Recent research suggests that in-person classes can be resumed safely and that vaccinations for every teacher is not an absolute prerequisite. Several studies released in January by the CDC provide evidence that students can resume in-person classes safely, even in areas with higher coronavirus infection rates, as long as health safety precautions are observed, such as wearing face masks, physical distancing, cleaning and organizing students into small groups. A study from the American Academy of Pediatrics found zero instances of child-to-adult transmission within schools among 90,000 students and staff in 11 North Carolina school districts who returned to in-person classes.
“As many schools have reopened for in-person instruction in some parts of the US as well as internationally, school-related cases of COVID-19 have been reported, but there has been little evidence that schools have contributed meaningfully to increased community transmission,” wrote CDC researchers in an essay published in late January in the Journal of the American Medical Association.
Centers for Disease Control and Prevention Director Rochelle Walensky said last month that teachers do not need to be vaccinated before schools can reopen, although she qualified that teachers and students who are at risk of serious illness from the coronavirus should have the option to continue teaching and learning virtually.
“I’m a strong advocate of teachers receiving their vaccinations, but we don’t believe it’s a prerequisite for reopening schools,” Walensky said.
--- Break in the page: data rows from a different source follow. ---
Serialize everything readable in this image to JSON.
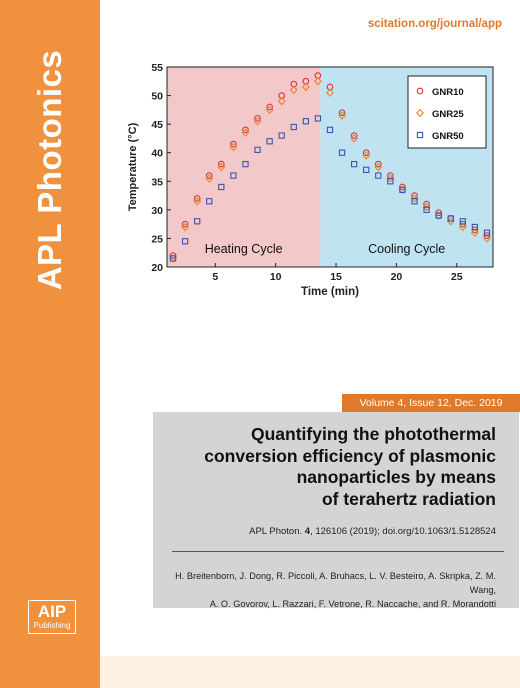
{
  "sidebar": {
    "journal_name": "APL Photonics",
    "logo_line1": "AIP",
    "logo_line2": "Publishing"
  },
  "header": {
    "url": "scitation.org/journal/app"
  },
  "issue": {
    "label": "Volume 4, Issue 12, Dec. 2019"
  },
  "article": {
    "title_lines": [
      "Quantifying the photothermal",
      "conversion efficiency of plasmonic",
      "nanoparticles by means",
      "of terahertz radiation"
    ],
    "citation_prefix": "APL Photon. ",
    "citation_volume": "4",
    "citation_rest": ", 126106 (2019); doi.org/10.1063/1.5128524",
    "authors_lines": [
      "H. Breitenborn, J. Dong, R. Piccoli, A. Bruhacs, L. V. Besteiro, A. Skripka, Z. M. Wang,",
      "A. O. Govorov, L. Razzari, F. Vetrone, R. Naccache, and R. Morandotti"
    ]
  },
  "colors": {
    "sidebar": "#f0913e",
    "accent": "#e07a2a",
    "heating_bg": "#f3c8c8",
    "cooling_bg": "#bfe3f0"
  },
  "chart_data": {
    "type": "scatter",
    "xlabel": "Time (min)",
    "ylabel": "Temperature (°C)",
    "xlim": [
      1,
      28
    ],
    "ylim": [
      20,
      55
    ],
    "xticks": [
      5,
      10,
      15,
      20,
      25
    ],
    "yticks": [
      20,
      25,
      30,
      35,
      40,
      45,
      50,
      55
    ],
    "regions": [
      {
        "label": "Heating Cycle",
        "x": [
          1,
          13.7
        ],
        "color": "#f3c8c8"
      },
      {
        "label": "Cooling Cycle",
        "x": [
          13.7,
          28
        ],
        "color": "#bfe3f0"
      }
    ],
    "series": [
      {
        "name": "GNR10",
        "marker": "circle",
        "color": "#d8343c",
        "x": [
          1.5,
          2.5,
          3.5,
          4.5,
          5.5,
          6.5,
          7.5,
          8.5,
          9.5,
          10.5,
          11.5,
          12.5,
          13.5,
          14.5,
          15.5,
          16.5,
          17.5,
          18.5,
          19.5,
          20.5,
          21.5,
          22.5,
          23.5,
          24.5,
          25.5,
          26.5,
          27.5
        ],
        "y": [
          22,
          27.5,
          32,
          36,
          38,
          41.5,
          44,
          46,
          48,
          50,
          52,
          52.5,
          53.5,
          51.5,
          47,
          43,
          40,
          38,
          36,
          34,
          32.5,
          31,
          29.5,
          28.5,
          27.5,
          26.5,
          25.5
        ]
      },
      {
        "name": "GNR25",
        "marker": "diamond",
        "color": "#e8842c",
        "x": [
          1.5,
          2.5,
          3.5,
          4.5,
          5.5,
          6.5,
          7.5,
          8.5,
          9.5,
          10.5,
          11.5,
          12.5,
          13.5,
          14.5,
          15.5,
          16.5,
          17.5,
          18.5,
          19.5,
          20.5,
          21.5,
          22.5,
          23.5,
          24.5,
          25.5,
          26.5,
          27.5
        ],
        "y": [
          21.5,
          27,
          31.5,
          35.5,
          37.5,
          41,
          43.5,
          45.5,
          47.5,
          49,
          51,
          51.5,
          52.5,
          50.5,
          46.5,
          42.5,
          39.5,
          37.5,
          35.5,
          33.5,
          32,
          30.5,
          29,
          28,
          27,
          26,
          25
        ]
      },
      {
        "name": "GNR50",
        "marker": "square",
        "color": "#3a55b4",
        "x": [
          1.5,
          2.5,
          3.5,
          4.5,
          5.5,
          6.5,
          7.5,
          8.5,
          9.5,
          10.5,
          11.5,
          12.5,
          13.5,
          14.5,
          15.5,
          16.5,
          17.5,
          18.5,
          19.5,
          20.5,
          21.5,
          22.5,
          23.5,
          24.5,
          25.5,
          26.5,
          27.5
        ],
        "y": [
          21.5,
          24.5,
          28,
          31.5,
          34,
          36,
          38,
          40.5,
          42,
          43,
          44.5,
          45.5,
          46,
          44,
          40,
          38,
          37,
          36,
          35,
          33.5,
          31.5,
          30,
          29,
          28.5,
          28,
          27,
          26
        ]
      }
    ]
  }
}
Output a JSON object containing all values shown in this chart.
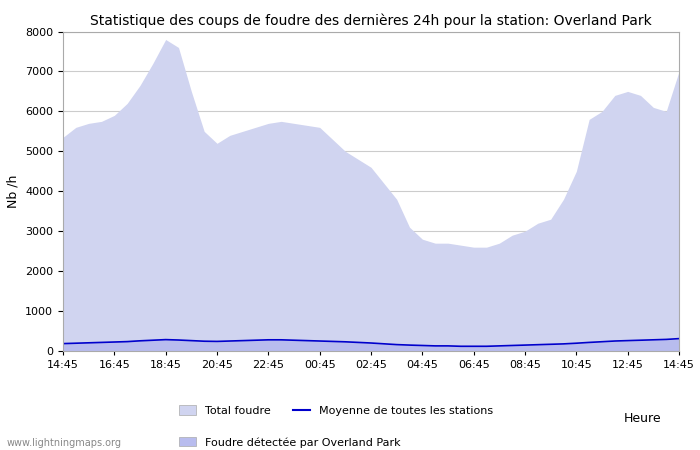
{
  "title": "Statistique des coups de foudre des dernières 24h pour la station: Overland Park",
  "xlabel": "Heure",
  "ylabel": "Nb /h",
  "ylim": [
    0,
    8000
  ],
  "yticks": [
    0,
    1000,
    2000,
    3000,
    4000,
    5000,
    6000,
    7000,
    8000
  ],
  "x_labels": [
    "14:45",
    "16:45",
    "18:45",
    "20:45",
    "22:45",
    "00:45",
    "02:45",
    "04:45",
    "06:45",
    "08:45",
    "10:45",
    "12:45",
    "14:45"
  ],
  "bg_color": "#ffffff",
  "plot_bg_color": "#ffffff",
  "grid_color": "#cccccc",
  "fill_total_color": "#d0d4f0",
  "fill_local_color": "#b8bcee",
  "line_mean_color": "#0000cc",
  "watermark": "www.lightningmaps.org",
  "legend_total": "Total foudre",
  "legend_mean": "Moyenne de toutes les stations",
  "legend_local": "Foudre détectée par Overland Park",
  "total_foudre": [
    5350,
    5600,
    5700,
    5750,
    5900,
    6200,
    6650,
    7200,
    7800,
    7600,
    6500,
    5500,
    5200,
    5400,
    5500,
    5600,
    5700,
    5750,
    5700,
    5650,
    5600,
    5300,
    5000,
    4800,
    4600,
    4200,
    3800,
    3100,
    2800,
    2700,
    2700,
    2650,
    2600,
    2600,
    2700,
    2900,
    3000,
    3200,
    3300,
    3800,
    4500,
    5800,
    6000,
    6400,
    6500,
    6400,
    6100,
    6000,
    7000
  ],
  "local_foudre": [
    180,
    200,
    210,
    220,
    240,
    260,
    280,
    290,
    300,
    280,
    260,
    240,
    230,
    250,
    260,
    280,
    290,
    290,
    270,
    260,
    250,
    240,
    230,
    210,
    190,
    170,
    150,
    140,
    130,
    120,
    120,
    110,
    110,
    110,
    120,
    130,
    140,
    150,
    160,
    170,
    190,
    210,
    220,
    240,
    250,
    260,
    270,
    280,
    300
  ],
  "mean_line": [
    185,
    195,
    205,
    215,
    225,
    235,
    255,
    270,
    285,
    275,
    260,
    245,
    240,
    250,
    260,
    270,
    280,
    280,
    270,
    260,
    250,
    240,
    230,
    215,
    200,
    180,
    160,
    148,
    138,
    128,
    128,
    118,
    118,
    118,
    128,
    138,
    148,
    158,
    168,
    178,
    195,
    215,
    232,
    250,
    260,
    270,
    280,
    290,
    310
  ]
}
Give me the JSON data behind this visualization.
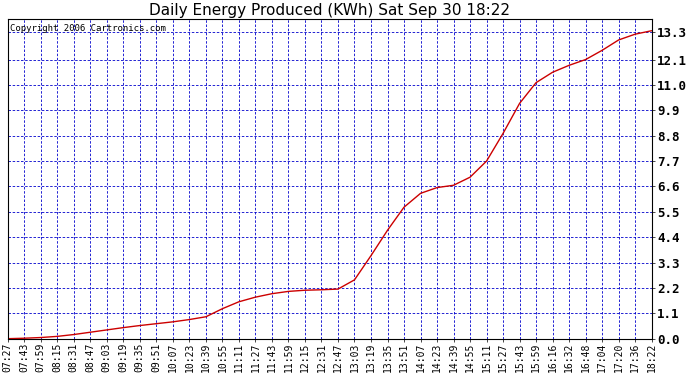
{
  "title": "Daily Energy Produced (KWh) Sat Sep 30 18:22",
  "copyright_text": "Copyright 2006 Cartronics.com",
  "background_color": "#FFFFFF",
  "plot_bg_color": "#FFFFFF",
  "line_color": "#CC0000",
  "grid_color": "#0000CC",
  "y_tick_labels": [
    "0.0",
    "1.1",
    "2.2",
    "3.3",
    "4.4",
    "5.5",
    "6.6",
    "7.7",
    "8.8",
    "9.9",
    "11.0",
    "12.1",
    "13.3"
  ],
  "y_tick_values": [
    0.0,
    1.1,
    2.2,
    3.3,
    4.4,
    5.5,
    6.6,
    7.7,
    8.8,
    9.9,
    11.0,
    12.1,
    13.3
  ],
  "y_max": 13.86,
  "x_labels": [
    "07:27",
    "07:43",
    "07:59",
    "08:15",
    "08:31",
    "08:47",
    "09:03",
    "09:19",
    "09:35",
    "09:51",
    "10:07",
    "10:23",
    "10:39",
    "10:55",
    "11:11",
    "11:27",
    "11:43",
    "11:59",
    "12:15",
    "12:31",
    "12:47",
    "13:03",
    "13:19",
    "13:35",
    "13:51",
    "14:07",
    "14:23",
    "14:39",
    "14:55",
    "15:11",
    "15:27",
    "15:43",
    "15:59",
    "16:16",
    "16:32",
    "16:48",
    "17:04",
    "17:20",
    "17:36",
    "18:22"
  ],
  "data_y": [
    0.0,
    0.02,
    0.05,
    0.1,
    0.18,
    0.28,
    0.38,
    0.48,
    0.57,
    0.65,
    0.73,
    0.83,
    0.95,
    1.3,
    1.6,
    1.8,
    1.95,
    2.05,
    2.1,
    2.12,
    2.15,
    2.55,
    3.6,
    4.7,
    5.7,
    6.3,
    6.55,
    6.65,
    7.0,
    7.7,
    8.9,
    10.2,
    11.1,
    11.55,
    11.85,
    12.1,
    12.5,
    12.95,
    13.2,
    13.35
  ],
  "title_fontsize": 11,
  "tick_fontsize": 7,
  "copyright_fontsize": 6.5,
  "ytick_fontweight": "bold",
  "ytick_fontsize": 9
}
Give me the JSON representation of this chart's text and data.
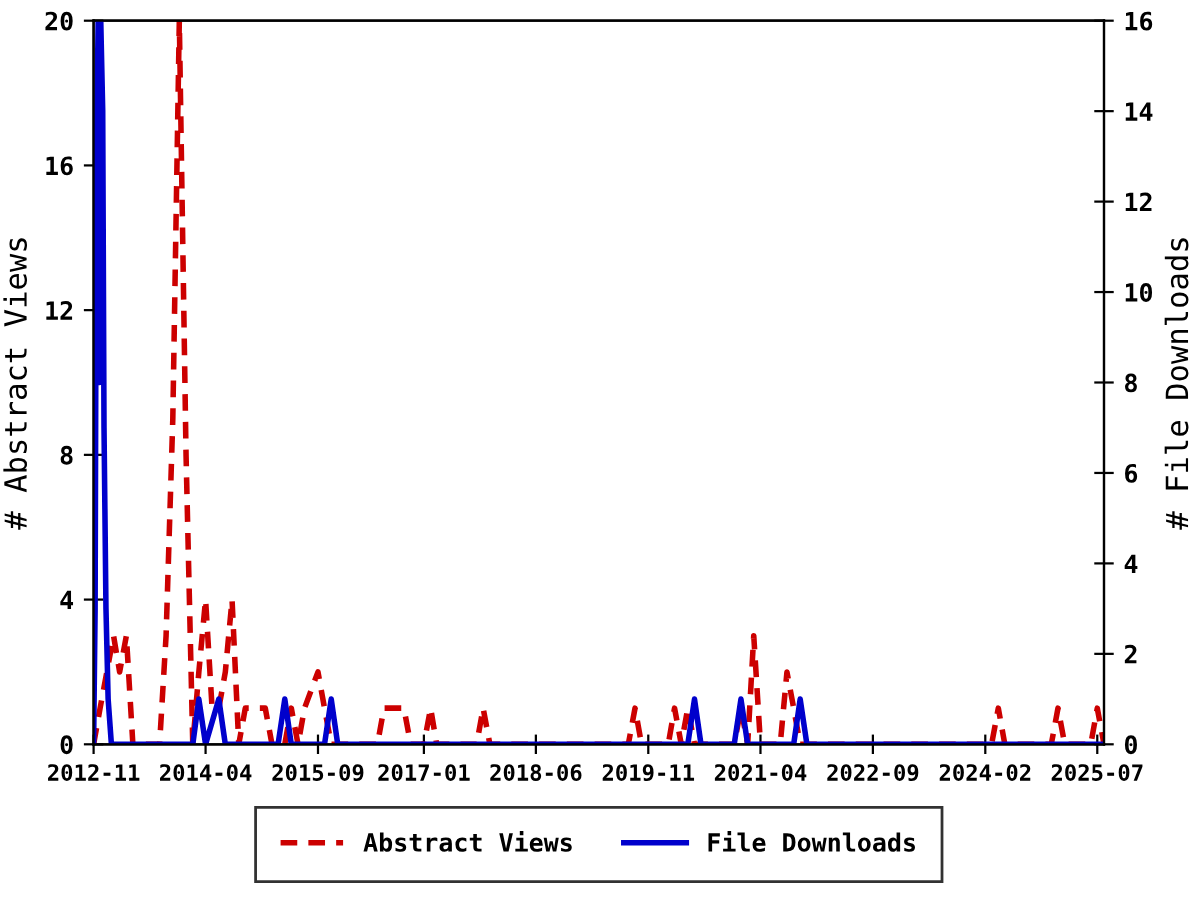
{
  "chart_data": {
    "type": "line",
    "xlim": [
      "2012-11",
      "2025-08"
    ],
    "xticks": [
      {
        "value": "2012-11",
        "label": "2012-11"
      },
      {
        "value": "2014-04",
        "label": "2014-04"
      },
      {
        "value": "2015-09",
        "label": "2015-09"
      },
      {
        "value": "2017-01",
        "label": "2017-01"
      },
      {
        "value": "2018-06",
        "label": "2018-06"
      },
      {
        "value": "2019-11",
        "label": "2019-11"
      },
      {
        "value": "2021-04",
        "label": "2021-04"
      },
      {
        "value": "2022-09",
        "label": "2022-09"
      },
      {
        "value": "2024-02",
        "label": "2024-02"
      },
      {
        "value": "2025-07",
        "label": "2025-07"
      }
    ],
    "ylim": [
      0,
      20
    ],
    "yticks": [
      0,
      4,
      8,
      12,
      16,
      20
    ],
    "y2lim": [
      0,
      16
    ],
    "y2ticks": [
      0,
      2,
      4,
      6,
      8,
      10,
      12,
      14,
      16
    ],
    "ylabel": "# Abstract Views",
    "y2label": "# File Downloads",
    "grid": false,
    "legend": "bottom",
    "marker": "none",
    "series": [
      {
        "name": "Abstract Views",
        "color": "#cc0000",
        "line_style": "dashed",
        "axis": "y",
        "x": [
          "2012-11",
          "2012-12",
          "2013-01",
          "2013-02",
          "2013-03",
          "2013-04",
          "2013-05",
          "2013-09",
          "2013-10",
          "2013-11",
          "2013-12",
          "2014-01",
          "2014-02",
          "2014-03",
          "2014-04",
          "2014-05",
          "2014-06",
          "2014-07",
          "2014-08",
          "2014-09",
          "2014-10",
          "2015-01",
          "2015-02",
          "2015-04",
          "2015-05",
          "2015-06",
          "2015-07",
          "2015-09",
          "2015-10",
          "2015-11",
          "2016-06",
          "2016-07",
          "2016-10",
          "2016-11",
          "2017-01",
          "2017-02",
          "2017-03",
          "2017-09",
          "2017-10",
          "2017-11",
          "2019-08",
          "2019-09",
          "2019-10",
          "2020-02",
          "2020-03",
          "2020-04",
          "2020-05",
          "2020-06",
          "2020-12",
          "2021-01",
          "2021-02",
          "2021-03",
          "2021-04",
          "2021-07",
          "2021-08",
          "2021-09",
          "2021-10",
          "2024-03",
          "2024-04",
          "2024-05",
          "2024-12",
          "2025-01",
          "2025-02",
          "2025-06",
          "2025-07",
          "2025-08"
        ],
        "values": [
          0,
          1,
          2,
          3,
          2,
          3,
          0,
          0,
          3,
          9,
          20,
          8,
          0,
          2,
          4,
          1,
          1,
          2,
          4,
          0,
          1,
          1,
          0,
          0,
          1,
          0,
          1,
          2,
          1,
          0,
          0,
          1,
          1,
          0,
          0,
          1,
          0,
          0,
          1,
          0,
          0,
          1,
          0,
          0,
          1,
          0,
          1,
          0,
          0,
          1,
          0,
          3,
          0,
          0,
          2,
          1,
          0,
          0,
          1,
          0,
          0,
          1,
          0,
          0,
          1,
          0
        ]
      },
      {
        "name": "File Downloads",
        "color": "#0000cc",
        "line_style": "solid",
        "axis": "y2",
        "x": [
          "2012-11-01",
          "2012-11-08",
          "2012-11-14",
          "2012-11-22",
          "2012-11-28",
          "2012-12-04",
          "2012-12-13",
          "2012-12-19",
          "2012-12-28",
          "2013-01-07",
          "2013-01-22",
          "2014-02",
          "2014-03",
          "2014-04",
          "2014-06",
          "2014-07",
          "2015-03",
          "2015-04",
          "2015-05",
          "2015-10",
          "2015-11",
          "2015-12",
          "2020-05",
          "2020-06",
          "2020-07",
          "2020-12",
          "2021-01",
          "2021-02",
          "2021-09",
          "2021-10",
          "2021-11",
          "2025-08"
        ],
        "values": [
          0,
          3,
          13,
          16,
          8,
          16,
          14,
          7,
          3,
          1,
          0,
          0,
          1,
          0,
          1,
          0,
          0,
          1,
          0,
          0,
          1,
          0,
          0,
          1,
          0,
          0,
          1,
          0,
          0,
          1,
          0,
          0
        ]
      }
    ]
  }
}
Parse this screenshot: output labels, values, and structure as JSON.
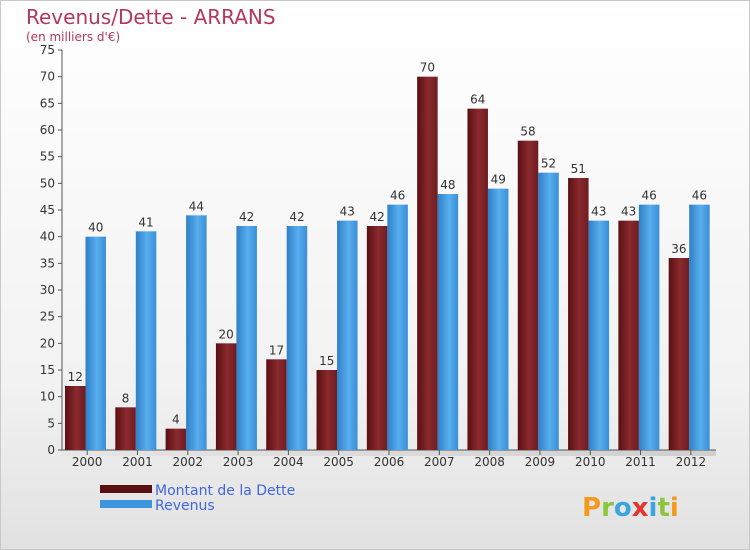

Biden said at a town hall last month that the goal is to have a “significant percentage” of K-8 schools open for in-person learning five days a week by the end of his first 100 days in office.
Meanwhile, half the nation’s children remain out of school and many have struggled severely with remote learning.
Some of the nation’s larger school districts, including Houston, Texas as well as Miami and Broward County in Florida have opted to forego limiting in-person school attendance and have welcomed back students from all grades.